MA--Victims seek “action, not apology” from bishop

For immediate release: Wednesday, Feb. 10, 2016

Statement by Barbara Dorris of St. Louis, Outreach Director of SNAP, the Survivors Network of those Abused by Priests (314 503 0003, [email protected])

Springfield’s bishop is issuing an apology when he should be protecting kids, exposing predators, punishing enablers and releasing abuse records. Tangible steps will do more to protect the vulnerable and heal the wounded that all the words, gestures and apologies. 

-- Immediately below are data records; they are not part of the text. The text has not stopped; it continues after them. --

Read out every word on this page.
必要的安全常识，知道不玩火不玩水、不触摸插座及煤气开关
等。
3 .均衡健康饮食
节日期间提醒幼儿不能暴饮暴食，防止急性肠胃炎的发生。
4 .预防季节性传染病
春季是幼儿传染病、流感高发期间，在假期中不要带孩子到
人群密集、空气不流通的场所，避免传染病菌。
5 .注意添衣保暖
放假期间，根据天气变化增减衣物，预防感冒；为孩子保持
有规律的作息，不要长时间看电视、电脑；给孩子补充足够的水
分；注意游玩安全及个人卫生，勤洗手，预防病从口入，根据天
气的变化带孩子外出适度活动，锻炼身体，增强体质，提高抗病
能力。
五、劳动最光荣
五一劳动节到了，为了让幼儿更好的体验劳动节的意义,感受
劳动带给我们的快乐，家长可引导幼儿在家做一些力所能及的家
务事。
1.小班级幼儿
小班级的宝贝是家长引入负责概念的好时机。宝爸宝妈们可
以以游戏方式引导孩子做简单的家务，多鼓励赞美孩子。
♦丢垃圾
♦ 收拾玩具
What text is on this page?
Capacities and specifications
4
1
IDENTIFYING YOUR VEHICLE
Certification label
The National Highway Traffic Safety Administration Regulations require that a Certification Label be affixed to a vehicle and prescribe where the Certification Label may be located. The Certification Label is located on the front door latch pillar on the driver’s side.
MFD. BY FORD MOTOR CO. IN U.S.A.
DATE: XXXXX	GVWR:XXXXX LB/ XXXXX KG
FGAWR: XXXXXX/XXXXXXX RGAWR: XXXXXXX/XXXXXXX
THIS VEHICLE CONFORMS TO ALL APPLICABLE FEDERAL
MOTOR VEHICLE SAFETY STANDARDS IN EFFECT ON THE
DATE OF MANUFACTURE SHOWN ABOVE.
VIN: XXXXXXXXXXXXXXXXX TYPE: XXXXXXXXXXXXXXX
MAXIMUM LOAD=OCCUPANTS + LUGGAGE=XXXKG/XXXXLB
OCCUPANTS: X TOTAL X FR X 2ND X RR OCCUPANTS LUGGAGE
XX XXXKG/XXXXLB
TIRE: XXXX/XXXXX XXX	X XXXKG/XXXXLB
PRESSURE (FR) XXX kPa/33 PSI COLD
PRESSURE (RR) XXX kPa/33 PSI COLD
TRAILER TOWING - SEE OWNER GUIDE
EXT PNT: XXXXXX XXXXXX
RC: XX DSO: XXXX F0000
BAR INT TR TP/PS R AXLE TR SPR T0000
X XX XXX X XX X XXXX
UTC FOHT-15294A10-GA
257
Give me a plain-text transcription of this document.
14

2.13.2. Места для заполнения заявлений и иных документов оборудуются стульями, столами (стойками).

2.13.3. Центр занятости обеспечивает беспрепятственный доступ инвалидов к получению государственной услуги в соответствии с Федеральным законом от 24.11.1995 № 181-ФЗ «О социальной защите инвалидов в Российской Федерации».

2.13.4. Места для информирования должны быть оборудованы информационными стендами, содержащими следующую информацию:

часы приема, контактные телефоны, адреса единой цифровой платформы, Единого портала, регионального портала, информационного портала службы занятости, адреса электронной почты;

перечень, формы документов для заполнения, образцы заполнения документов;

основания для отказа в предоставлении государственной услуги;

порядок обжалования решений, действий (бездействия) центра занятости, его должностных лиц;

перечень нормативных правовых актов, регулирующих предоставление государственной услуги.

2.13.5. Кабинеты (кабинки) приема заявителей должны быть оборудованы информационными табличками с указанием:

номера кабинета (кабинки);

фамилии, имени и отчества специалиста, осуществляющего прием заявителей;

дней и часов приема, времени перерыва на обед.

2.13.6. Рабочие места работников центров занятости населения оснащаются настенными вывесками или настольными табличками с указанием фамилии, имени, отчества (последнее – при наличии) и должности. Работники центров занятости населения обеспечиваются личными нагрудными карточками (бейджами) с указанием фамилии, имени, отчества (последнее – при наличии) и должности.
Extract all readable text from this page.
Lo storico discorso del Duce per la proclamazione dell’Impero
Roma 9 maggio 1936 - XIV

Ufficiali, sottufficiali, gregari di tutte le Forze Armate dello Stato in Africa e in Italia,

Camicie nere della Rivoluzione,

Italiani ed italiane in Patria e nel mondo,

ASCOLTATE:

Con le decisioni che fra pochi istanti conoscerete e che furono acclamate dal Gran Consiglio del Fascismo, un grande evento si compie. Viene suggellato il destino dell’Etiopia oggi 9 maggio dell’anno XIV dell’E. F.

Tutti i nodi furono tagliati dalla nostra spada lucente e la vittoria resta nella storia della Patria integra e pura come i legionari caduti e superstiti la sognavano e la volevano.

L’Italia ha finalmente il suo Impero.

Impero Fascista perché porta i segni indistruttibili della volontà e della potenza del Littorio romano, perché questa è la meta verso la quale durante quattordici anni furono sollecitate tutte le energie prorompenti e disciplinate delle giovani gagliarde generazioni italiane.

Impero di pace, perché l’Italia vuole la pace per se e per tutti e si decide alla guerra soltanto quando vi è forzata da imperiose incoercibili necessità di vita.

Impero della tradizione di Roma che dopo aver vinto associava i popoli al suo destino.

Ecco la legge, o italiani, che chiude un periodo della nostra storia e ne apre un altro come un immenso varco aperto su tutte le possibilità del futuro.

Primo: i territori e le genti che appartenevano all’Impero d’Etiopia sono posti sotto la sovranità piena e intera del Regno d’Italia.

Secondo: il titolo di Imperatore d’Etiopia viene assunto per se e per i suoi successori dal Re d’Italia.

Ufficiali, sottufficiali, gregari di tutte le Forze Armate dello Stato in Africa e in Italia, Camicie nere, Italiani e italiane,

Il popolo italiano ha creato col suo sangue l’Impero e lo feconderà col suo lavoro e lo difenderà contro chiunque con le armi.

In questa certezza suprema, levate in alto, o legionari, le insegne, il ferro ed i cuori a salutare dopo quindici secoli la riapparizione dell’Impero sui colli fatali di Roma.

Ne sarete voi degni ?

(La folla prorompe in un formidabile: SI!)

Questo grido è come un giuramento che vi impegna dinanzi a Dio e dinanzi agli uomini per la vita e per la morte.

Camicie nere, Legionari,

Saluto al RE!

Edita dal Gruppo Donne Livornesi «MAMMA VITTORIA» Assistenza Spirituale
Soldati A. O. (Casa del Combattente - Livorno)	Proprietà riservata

http://www.masslive.com/news/index.ssf/2016/02/springfield_diocese_reaches_ou.html

Bishop Mitchell Rozanski’s priorities are backwards. The actual safety of innocent kids trumps the purported return of wayward believers. There are 48 publicly accused Springfield area child molesting clerics. What’s Rozanski doing to help make sure they’re in treatment or supervised or being investigated, charged, prosecuted or kept away from kids today? 

Bishops’ apologies often sound good but are largely public relations. They don't protect a single child, expose a single predator, punish a single concealer or deter a single cover up.

The diocese should take tangible steps so that the church no longer will need to give apologies. The goal should be no more victims.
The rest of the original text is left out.